Beyond the above parallels, what happened in Shenzhen and earlier in Calcutta have some socio-political implications. It was reported earlier that the Chinese communist party has an interest in creating designer babies through some of its supported work at the Beijing Genomics Institute, Shenzhen. What will the party’s stated stance be in He’s case? Meanwhile, Calcutta, too, is emerging as a potential hub for an Indian version of a similar socio-political experiment. In May 2017, the Calcutta High Court allowed the Rashtriya Swayamsevak Sangh-linked Arogya Bharati organization to carry out a programme on how to conceive children who would be tall and fair (susantans) provided it adhered to strict conditions of garbha sanskar, apparently a scientific process being researched on by the Garbhvigyan Anusandhan Kendra of Jamnagar, Gujarat.

Some reports indicate that prices for garbha sanskar facilitated designer babies will be about seven dollars approximately, which is about one-tenth the price of designer babies reported earlier in American media. While ambiguity still remains about capabilities, prices and the policy environment that will engender the market for susantans, the genie is clearly out of the bottle. Much of this race for affordable but quality genomically designed babies may soon be fought out in the Asian market.

He’s work also raises some interesting questions about how institutional review boards for human research are interpreted, constituted and operationalized in Eastern and Western cultures. An outcome of the National Research Act of 1974 with predominantly American origins, it would be interesting to see if He’s actions create a new norm for IRBs in Asia that will push the frontier of medical ethics, the inspiration coming from Lulu and Nana. That apart, one can certainly expect some supply-side upstream ramifications. While China has, over the last decade, become a hotbed of genomics research, the origins of gene-sequencing and frontier work in the area may still be in the United States of America. Jennifer Doudna from University of California, Berkeley, the inventor of CRISPR, has a company, Caribou, to commercialize the technology. Even He and other researchers associated with him seem to be scientist-entrepreneurs with several companies being run to monetize their scientific work both in the US and in China.

If such is the case, one wonders who will carry forward basic research in the labs of genomic scientists, for several issues in biology, physics, chemistry and related sciences remain untested. This also leads to the question of how scientific team formations will evolve in the world of genomic science given the shock delivered by He. Can one expect fewer international teams of co-invention constituting Chinese and Indian collaborators?
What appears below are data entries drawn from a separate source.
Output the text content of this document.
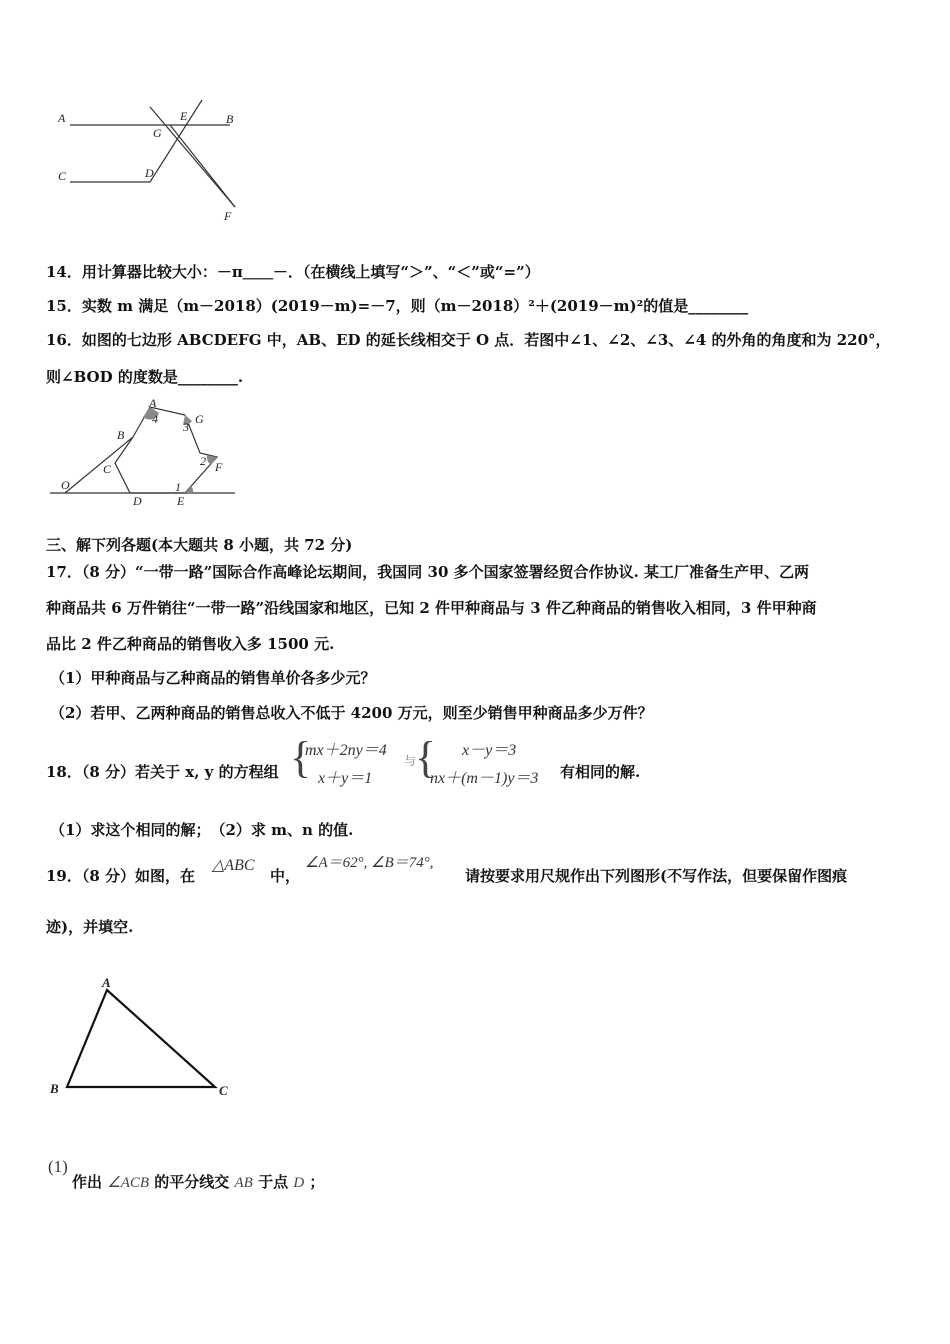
A	B
C	D
E
F
G
14．用计算器比较大小：－π＿＿－．（在横线上填写“＞”、“＜”或“=”）
15．实数 m 满足（m－2018）(2019－m)=－7，则（m－2018）²＋(2019－m)²的值是________
16．如图的七边形 ABCDEFG 中，AB、ED 的延长线相交于 O 点．若图中∠1、∠2、∠3、∠4 的外角的角度和为 220°，
则∠BOD 的度数是________.
O
A
B
C
D	E
F
G
1
2
3
4
三、解下列各题(本大题共 8 小题，共 72 分)
17．（8 分）“一带一路”国际合作高峰论坛期间，我国同 30 多个国家签署经贸合作协议. 某工厂准备生产甲、乙两
种商品共 6 万件销往“一带一路”沿线国家和地区，已知 2 件甲种商品与 3 件乙种商品的销售收入相同，3 件甲种商
品比 2 件乙种商品的销售收入多 1500 元.
（1）甲种商品与乙种商品的销售单价各多少元？
（2）若甲、乙两种商品的销售总收入不低于 4200 万元，则至少销售甲种商品多少万件？
18．（8 分）若关于 x, y 的方程组 {
mx＋2ny＝4
x＋y＝1
与
{ x－y＝3
nx＋(m－1)y＝3 有相同的解.
（1）求这个相同的解；　（2）求 m、n 的值.
19．（8 分）如图，在
△ABC
中，
∠A＝62°, ∠B＝74°,
请按要求用尺规作出下列图形(不写作法，但要保留作图痕
迹)，并填空.
A
B	C
(1)
作出 ∠ACB 的平分线交 AB 于点 D ；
One cannot also be sure about the future of international gene-editing experiments running at universities like Harvard and Stanford, among others. Medical ethics is also at a key inflexion point given the criticism of He, although some providing balanced support are also emerging (George Church, the Harvard geneticist, among others). We need to watch what happens to the trajectory of science fathered by the scientific fathers of Lulu, Nana and Durga.